There are moments in the interview that sound like conspiratorial dog whistles about Israel and Jews. Like his comment, “my strong impression was that Trump was more a hostage than a sovereign decision maker” on Iran. You then came back at him and asked, What are you getting at with a comment like that? How do you balance being respectful and aggressive?
It comes back to asking the questions the audience wants answered. Carlson has been accused of antisemitism. Those are charges he denies. My job as a journalist and interviewer is not to sanitize or demonize his beliefs — it is to try and get him to articulate them clearly. My standard for interviews always involves the audience. What do people need to know about this person and their beliefs, because they have a huge influence on our politics and ultimately our lives. Tucker Carlson meets that bar and then some.
What are some questions you thought about asking but decided not to?
I’ve been interested in his comments and views on women. He has interviewed the Tate brothers, who are accused of rape and trafficking of women, and he is publishing a book by Russell Brand, the actor and comedian, who is about to face trial in the United Kingdom for rape. Carlson is someone who is constantly invoking the Epstein files and the Epstein crimes, and that seems to be a contradiction.
In the end though, we have limited time and I wanted to have a cohesive conversation about subjects that have national and global ramifications, namely the war in Iran and the future of President Trump’s party. Jumping around often produces shallow answers.
I was struck by how some of Carlson’s critiques — on Israel, the Iran war, the economy, capitalism, big banks, establishment parties — overlapped with views of some progressives. Some of those moments may make people wonder if this is a performance or if this is really him.
If you dig into the Carlson oeuvre, you’ll find he’s been pretty consistent on many things since 2016, namely, immigration, his opposition to overseas wars (after initially being a supporter of the Iraq War) and some of his critiques of capitalism. I think progressives and others are listening to him now because he’s come out against the president. And I wouldn’t be surprised if he is interested in seizing that moment. That said, many of his views are probably antithetical to most progressives’ values. In the end, the question that so many people have about Carlson is what he really believes. As he might say, that’s between him and God.

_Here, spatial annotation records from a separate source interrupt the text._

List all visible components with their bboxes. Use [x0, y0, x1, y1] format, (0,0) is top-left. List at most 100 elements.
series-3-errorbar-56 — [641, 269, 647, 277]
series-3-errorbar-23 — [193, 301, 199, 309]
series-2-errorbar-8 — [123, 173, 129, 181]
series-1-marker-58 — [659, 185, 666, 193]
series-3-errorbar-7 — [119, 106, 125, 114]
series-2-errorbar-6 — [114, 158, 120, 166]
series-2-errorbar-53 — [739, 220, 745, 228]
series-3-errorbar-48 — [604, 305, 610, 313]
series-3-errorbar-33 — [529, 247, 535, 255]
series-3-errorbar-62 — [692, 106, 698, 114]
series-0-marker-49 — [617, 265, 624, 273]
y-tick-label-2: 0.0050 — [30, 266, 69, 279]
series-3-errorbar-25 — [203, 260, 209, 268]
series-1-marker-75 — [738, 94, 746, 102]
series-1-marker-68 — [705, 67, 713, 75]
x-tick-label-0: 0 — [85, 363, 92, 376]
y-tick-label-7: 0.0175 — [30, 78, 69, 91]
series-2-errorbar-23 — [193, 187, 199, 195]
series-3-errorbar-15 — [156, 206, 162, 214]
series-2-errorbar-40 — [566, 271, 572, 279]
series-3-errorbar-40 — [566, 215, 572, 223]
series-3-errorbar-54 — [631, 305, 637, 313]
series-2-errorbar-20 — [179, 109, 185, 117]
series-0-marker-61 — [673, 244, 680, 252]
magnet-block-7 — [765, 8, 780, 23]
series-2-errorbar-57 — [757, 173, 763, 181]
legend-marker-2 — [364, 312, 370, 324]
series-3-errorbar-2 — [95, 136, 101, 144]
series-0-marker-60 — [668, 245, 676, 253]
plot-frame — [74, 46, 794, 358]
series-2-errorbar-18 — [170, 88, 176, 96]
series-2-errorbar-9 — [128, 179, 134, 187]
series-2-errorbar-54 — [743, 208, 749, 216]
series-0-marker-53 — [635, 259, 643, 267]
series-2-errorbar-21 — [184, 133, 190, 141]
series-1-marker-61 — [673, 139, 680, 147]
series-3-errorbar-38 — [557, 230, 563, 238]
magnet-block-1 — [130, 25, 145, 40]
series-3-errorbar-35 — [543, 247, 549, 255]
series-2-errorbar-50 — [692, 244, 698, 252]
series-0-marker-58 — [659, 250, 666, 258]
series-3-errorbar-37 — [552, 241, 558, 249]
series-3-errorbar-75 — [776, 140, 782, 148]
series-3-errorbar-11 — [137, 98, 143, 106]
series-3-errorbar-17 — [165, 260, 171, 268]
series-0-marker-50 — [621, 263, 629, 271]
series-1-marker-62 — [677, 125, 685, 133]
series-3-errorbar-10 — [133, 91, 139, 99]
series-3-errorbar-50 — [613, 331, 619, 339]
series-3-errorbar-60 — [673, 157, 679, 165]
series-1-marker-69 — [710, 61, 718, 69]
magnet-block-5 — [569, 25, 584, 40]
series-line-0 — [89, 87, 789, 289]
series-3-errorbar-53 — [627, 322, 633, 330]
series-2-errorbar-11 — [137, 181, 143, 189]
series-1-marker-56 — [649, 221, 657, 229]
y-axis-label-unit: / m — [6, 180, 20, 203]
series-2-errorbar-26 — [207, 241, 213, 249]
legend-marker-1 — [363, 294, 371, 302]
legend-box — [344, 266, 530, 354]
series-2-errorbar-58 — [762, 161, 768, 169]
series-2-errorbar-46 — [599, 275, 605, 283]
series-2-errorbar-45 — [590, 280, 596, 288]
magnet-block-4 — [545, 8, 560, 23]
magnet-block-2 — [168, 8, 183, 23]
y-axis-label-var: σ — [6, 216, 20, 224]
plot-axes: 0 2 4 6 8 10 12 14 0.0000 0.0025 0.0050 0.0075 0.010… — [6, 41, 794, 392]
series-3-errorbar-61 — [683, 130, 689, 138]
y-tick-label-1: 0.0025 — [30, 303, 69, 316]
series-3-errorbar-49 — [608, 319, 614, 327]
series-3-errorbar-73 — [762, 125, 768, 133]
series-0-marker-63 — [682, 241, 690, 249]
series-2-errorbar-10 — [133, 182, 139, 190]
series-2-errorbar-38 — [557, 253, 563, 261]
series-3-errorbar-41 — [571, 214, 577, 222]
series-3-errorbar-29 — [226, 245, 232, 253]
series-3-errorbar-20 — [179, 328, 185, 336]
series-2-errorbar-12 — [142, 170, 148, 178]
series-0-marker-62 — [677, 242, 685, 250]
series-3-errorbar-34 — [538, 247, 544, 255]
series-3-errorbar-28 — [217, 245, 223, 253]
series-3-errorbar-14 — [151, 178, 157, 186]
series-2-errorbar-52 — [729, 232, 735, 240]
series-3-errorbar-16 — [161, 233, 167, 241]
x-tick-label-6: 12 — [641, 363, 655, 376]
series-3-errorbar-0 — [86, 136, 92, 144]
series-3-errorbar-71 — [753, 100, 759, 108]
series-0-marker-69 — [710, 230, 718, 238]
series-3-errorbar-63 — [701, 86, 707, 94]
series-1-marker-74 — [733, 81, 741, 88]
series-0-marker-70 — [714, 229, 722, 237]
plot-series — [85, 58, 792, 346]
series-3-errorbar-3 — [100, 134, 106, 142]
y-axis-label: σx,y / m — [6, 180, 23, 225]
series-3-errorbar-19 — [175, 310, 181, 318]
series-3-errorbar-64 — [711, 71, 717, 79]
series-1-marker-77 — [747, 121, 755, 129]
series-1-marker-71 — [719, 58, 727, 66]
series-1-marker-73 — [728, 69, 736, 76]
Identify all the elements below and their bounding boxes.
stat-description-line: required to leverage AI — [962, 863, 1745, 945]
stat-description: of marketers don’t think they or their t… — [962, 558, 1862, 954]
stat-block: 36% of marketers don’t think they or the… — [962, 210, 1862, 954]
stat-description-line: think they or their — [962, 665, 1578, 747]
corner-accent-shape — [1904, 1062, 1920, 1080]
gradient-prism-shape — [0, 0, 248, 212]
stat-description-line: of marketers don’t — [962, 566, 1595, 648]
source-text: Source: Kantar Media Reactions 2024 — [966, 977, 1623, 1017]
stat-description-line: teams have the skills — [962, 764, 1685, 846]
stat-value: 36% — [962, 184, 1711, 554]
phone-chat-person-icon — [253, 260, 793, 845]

That sort of gets to a big question that you were circling during the interview and then dug into at the end: What happened to Tucker Carlson? I’m curious what your takeaway was to his answer.
It comes back to the reason I wanted to interview him. The question of what happened to Tucker Carlson implies that he is somehow different than the rest of us. I came away thinking that Carlson is a mirror of what we have been experiencing both culturally and politically for the past decade. He talks about the things people care about — jobs and A.I., the values of our country, who and what we should be in the world, what our governing class is doing. You may not agree with his conclusions or prescriptions, but you ignore him at your peril.